Décadas após ter cumprido uma pena de seis anos, participando num reality show em Março passado, Pino Pelosi, único acusado e condenado pelo crime, sendo então um prostituto de 17 anos, desdizia o que repetira cinco vezes. Preso a conduzir o Alfa 2000 de Pasolini e com o seu anel de rubi no dedo, Pelosi, após ter esmagado com as rodas, várias vezes, o cadáver do antes massacrado, mantivera que tinha reagido contra o homem a cujas exigências sexuais não cedera. Ainda há um ano, em declarações à TV, mantinha a versão inicial. Já em Março, declarava a sua inocência na morte do poeta - imputada a três "pessoas com sotaque do Sul, napolitanos ou calabreses" - e dizia-se vítima do terror, como a sua família, sob ameaças que já não tinha de temer.

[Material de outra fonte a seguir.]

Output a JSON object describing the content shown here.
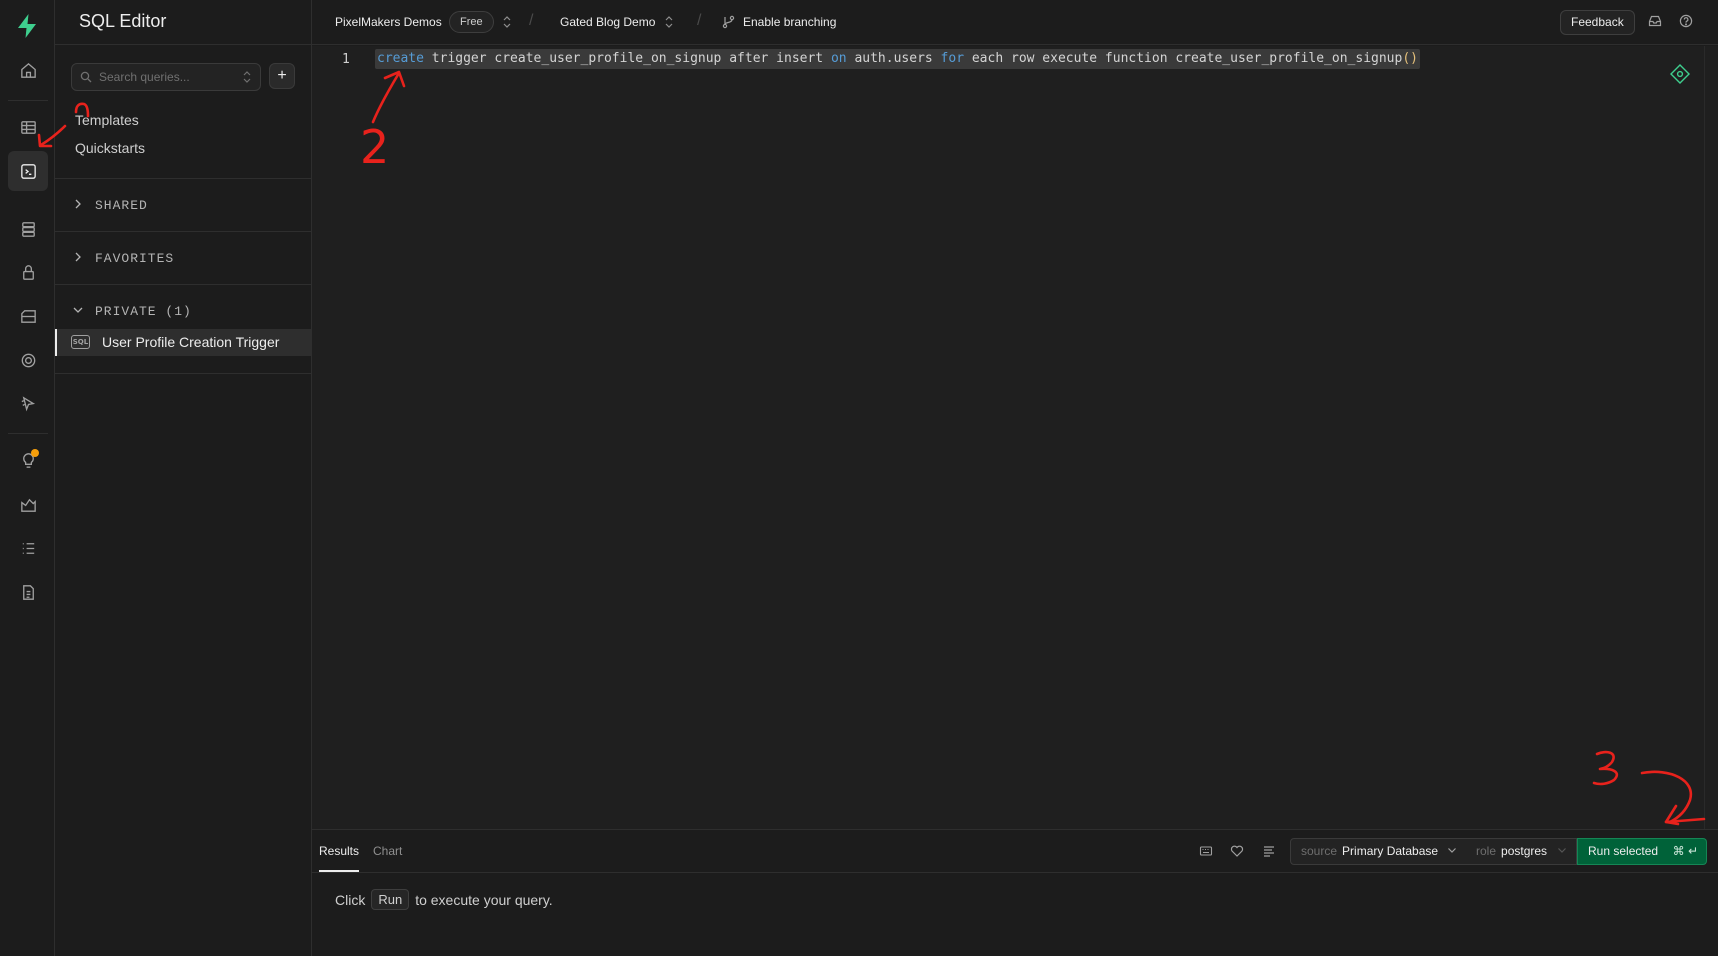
{
  "sidebar": {
    "title": "SQL Editor",
    "search_placeholder": "Search queries...",
    "links": [
      "Templates",
      "Quickstarts"
    ],
    "sections": [
      "SHARED",
      "FAVORITES",
      "PRIVATE (1)"
    ],
    "private_items": [
      {
        "badge": "SQL",
        "label": "User Profile Creation Trigger"
      }
    ]
  },
  "topbar": {
    "org": "PixelMakers Demos",
    "plan": "Free",
    "project": "Gated Blog Demo",
    "branching": "Enable branching",
    "feedback": "Feedback"
  },
  "editor": {
    "line_number": "1",
    "code": {
      "t1": "create",
      "t2": " trigger create_user_profile_on_signup after insert ",
      "t3": "on",
      "t4": " auth.users ",
      "t5": "for",
      "t6": " each row execute function create_user_profile_on_signup",
      "t7": "()"
    }
  },
  "results": {
    "tabs": [
      "Results",
      "Chart"
    ],
    "source_prefix": "source",
    "source_value": "Primary Database",
    "role_prefix": "role",
    "role_value": "postgres",
    "run_label": "Run selected",
    "run_shortcut": "⌘ ↵",
    "hint_before": "Click",
    "hint_key": "Run",
    "hint_after": "to execute your query."
  },
  "annotations": [
    "2",
    "3"
  ],
  "colors": {
    "brand": "#3ecf8e",
    "run_button": "#006239",
    "keyword": "#569cd6",
    "annotation": "#e8221c"
  }
}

Foi esse o ponto de partida para a reabertura do processo, visando reconstituição do crime, a englobar várias pontas soltas e testemunhas não ouvidas no julgamento presidido pelo juiz Alfredo Moro (irmão do dirigente democrata-cristão e primeiro-ministro Aldo Moro, vítima das Brigadas Vermelhas). Testemunhas tais como habitantes do bairro degradado próximo do local do crime, que sempre disseram ter visto mais pessoas e mais do que um carro; ou Sergio Citti, irmão do actor Franco Citti e colaborador de Pasolini, com a história do roubo, do armazém da Technicolor, de bobinas de Salò (obrigando a usar duplicados e cenas retiradas, na montagem do último filme do cineasta).

Segundo a tese desta parte, a pretexto de devolução das bobinas do filme, o realizador fora atraído a uma cilada que visava calar-lhe a voz lúcida e informada, cada vez mais incómoda para interesses instalados - o que é patente no romance inacabado Petróleo e nas suas últimas crónicas para o diário Corriere della Sera. Citti morreu há semanas e a actriz Laura Betti em 2004. As vozes destes amigos do poeta e dirigentes da sua fundação e doutros denunciantes do julgamento-fantoche, tiveram enfim eco para que seja feita justiça. Reabilitação póstuma, que não traz de volta, porém, a voz polémica de Pasolini, silenciada para sempre.